Cancer metastasis is an inefficient process, and the steps responsible for this inefficiency and its variation across lung locations remain poorly understood. The study aims to quantify the early temporal and spatial progression of lung metastasis, document the persistence of solitary dormant cells, and demonstrate that metastatic inefficiency depends on initiation of growth in a subset of extravasated cells while continued growth favors specific tissue environments. Using B16F10 cells injected into mouse lungs, the authors sequentially measured overall and local cell survival and growth relative to lung surface and interior structures over time. They found that although most injected cells survive initial trapping and extravasation (74 % at day 3), a major loss occurs at first replication, leaving only a small fraction that ultimately form macroscopic tumors, with solitary cells remaining dormant; overall inefficiency is driven by post‑extravasation events, and by day 10 tumor growth preferentially.

Abstract

Cancer metastasis is an inefficient process. The steps in metastasis responsible for this inefficiency and how metastatic inefficiency can vary in different locations within an organ remain poorly understood. B16F10 cells were injected to target mouse lung, and at sequential times thereafter we quantified in lung the time course of: (a) overall cell survival and metastatic development; and (b) local cell survival and growth with respect to the lung surface and specific interior structures.
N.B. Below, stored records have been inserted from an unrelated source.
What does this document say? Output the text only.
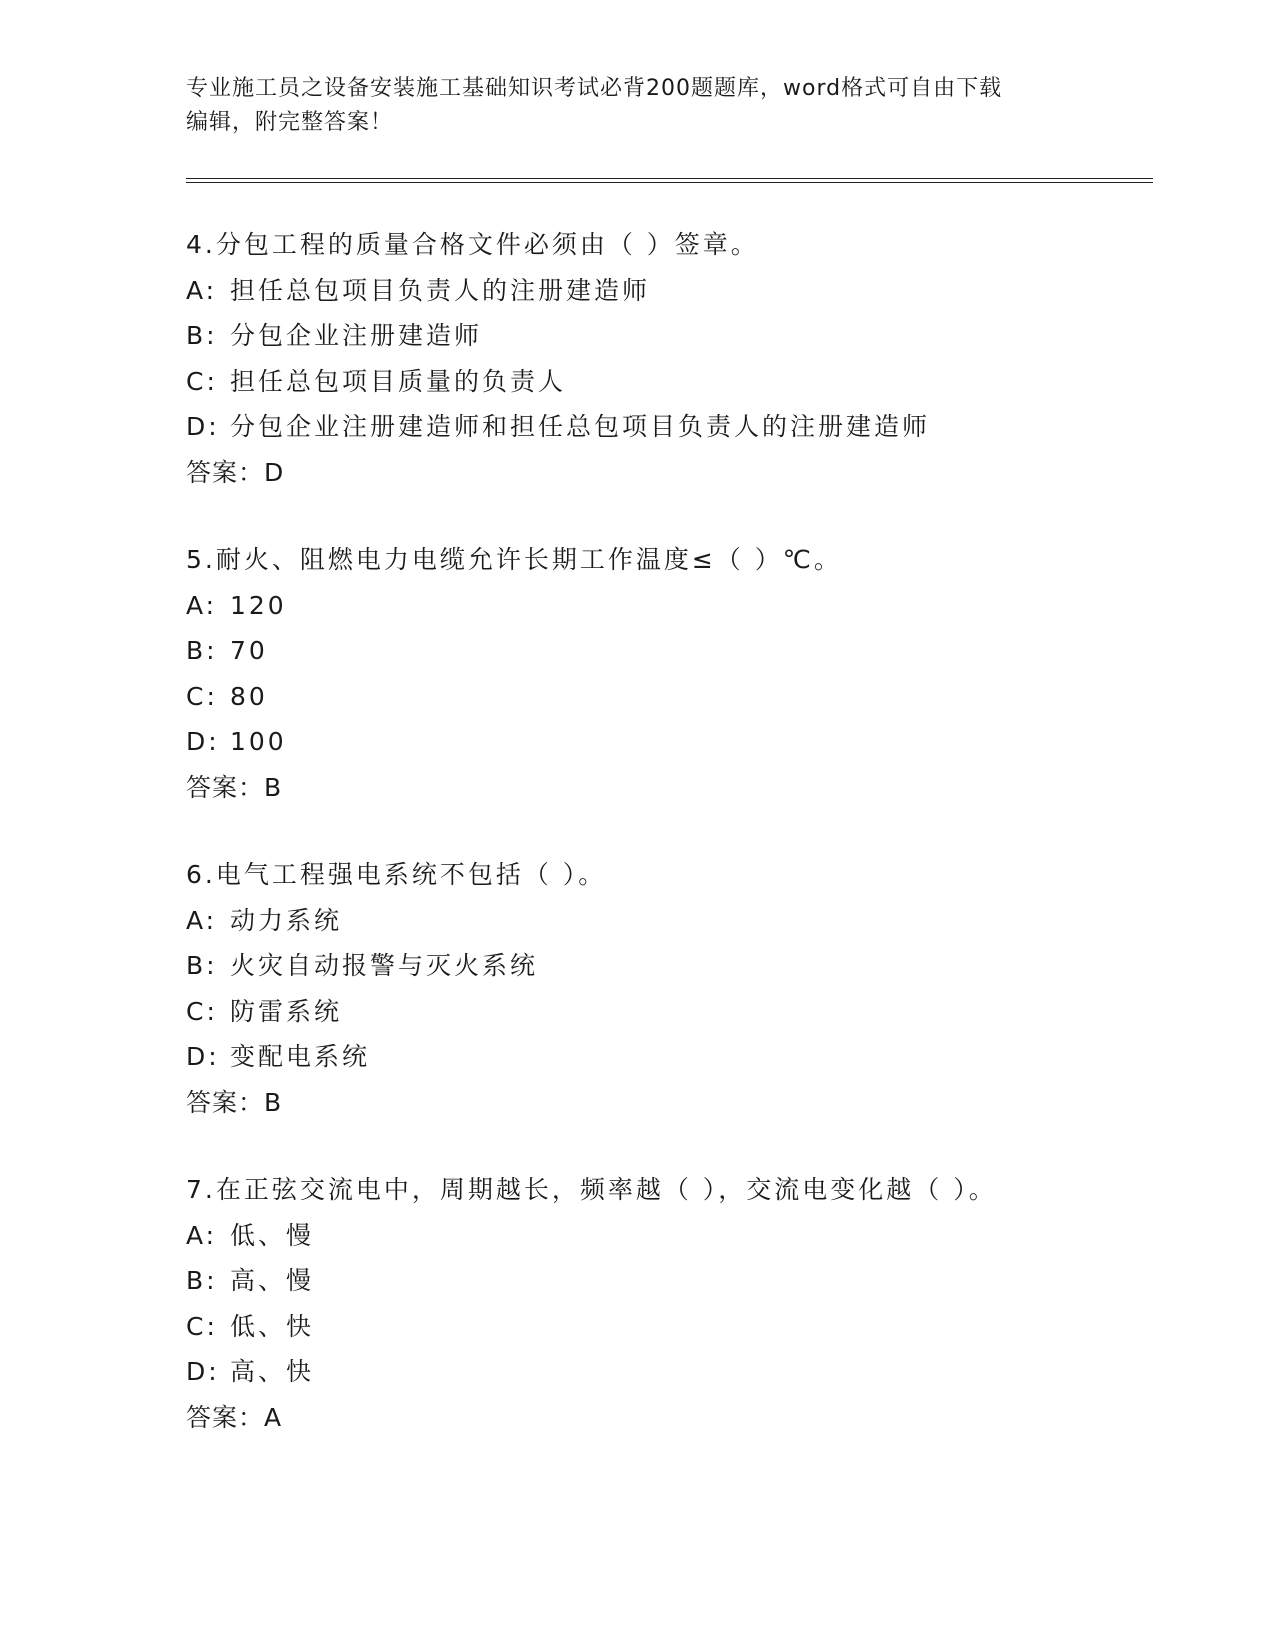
专业施工员之设备安装施工基础知识考试必背200题题库，word格式可自由下载
编辑，附完整答案！
4.分包工程的质量合格文件必须由（ ）签章。
A: 担任总包项目负责人的注册建造师
B: 分包企业注册建造师
C: 担任总包项目质量的负责人
D: 分包企业注册建造师和担任总包项目负责人的注册建造师
答案：D
5.耐火、阻燃电力电缆允许长期工作温度≤（ ）℃。
A: 120
B: 70
C: 80
D: 100
答案：B
6.电气工程强电系统不包括（ ）。
A: 动力系统
B: 火灾自动报警与灭火系统
C: 防雷系统
D: 变配电系统
答案：B
7.在正弦交流电中，周期越长，频率越（ ），交流电变化越（ ）。
A: 低、慢
B: 高、慢
C: 低、快
D: 高、快
答案：A
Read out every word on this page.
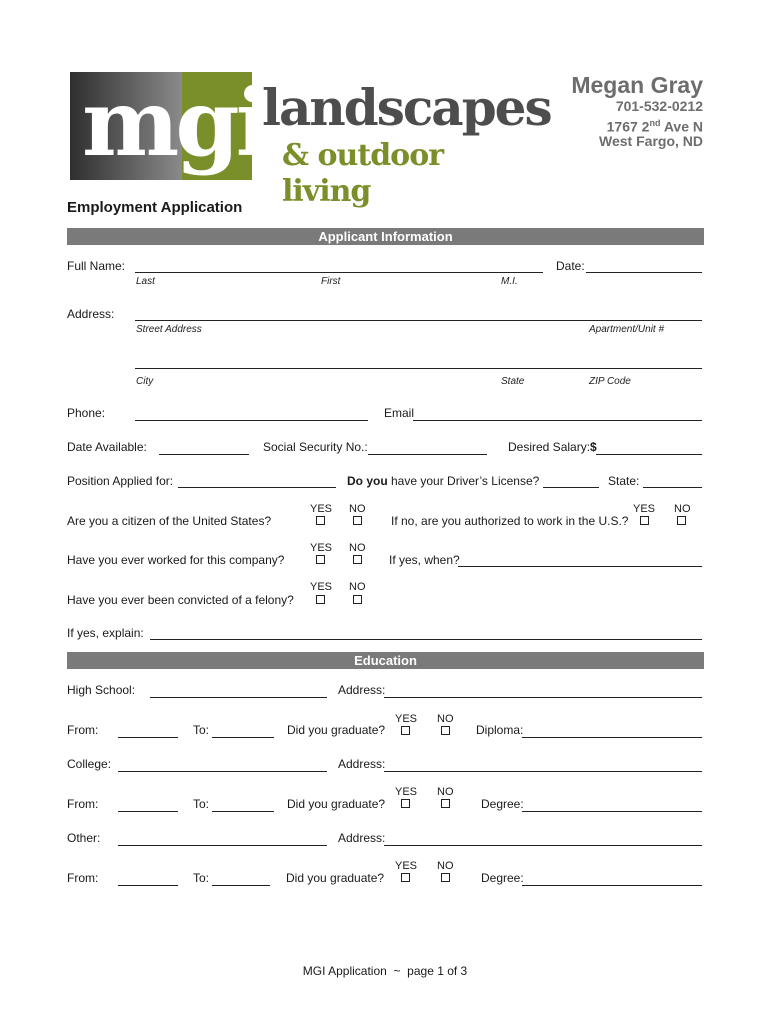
mgi
landscapes
& outdoor living
Megan Gray
701-532-0212
1767 2nd Ave N
West Fargo, ND
Employment Application
Applicant Information
Full Name:	Date:
Last	First	M.I.
Address:
Street Address	Apartment/Unit #
City	State	ZIP Code
Phone:	Email
Date Available:	Social Security No.:	Desired Salary:$
Position Applied for:	Do you have your Driver’s License?	State:
YES NO
Are you a citizen of the United States?
YES NO
If no, are you authorized to work in the U.S.?
YES NO
Have you ever worked for this company?	If yes, when?
YES NO
Have you ever been convicted of a felony?
If yes, explain:
Education
High School:	Address:
YES NO
From:	To:	Did you graduate?	Diploma:
College:	Address:
YES NO
From:	To:	Did you graduate?	Degree:
Other:	Address:
YES NO
From:	To:	Did you graduate?	Degree:
MGI Application  ~  page 1 of 3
We found high rates of initial survival of cells trapped in the lung circulation, extravasation into lung tissue, and subsequent survival of extravasated solitary cells (74% at day 3) before metastasis formation. However, at the time of initial replication of metastatic cells a major loss of cells occurred. Although only a small proportion of injected cells started to form metastases, most of these developed into macroscopic tumors. Solitary cells found at later times were dormant. Thus, overall metastatic inefficiency was largely due to postextravasation events affecting solitary cells. Regionally within the lung, cells and metastases were randomly distributed to day 4, but by day 10 preferential tumor growth was found along the lung surface and around arterial and venous vessels. Thus, trapping and early growth of injected cells was unaffected by location within the lung, whereas subsequent metastatic growth was enhanced in specific microenvironments. This study: (a) quantifies early temporal and spatial progression of metastasis in lung; (b) documents persistence of solitary dormant cells; and (c) shows that metastatic inefficiency depends on the initiation of growth in a subset of extravasated cells, whereas continued growth of metastases occurs preferentially in specific tissue environments.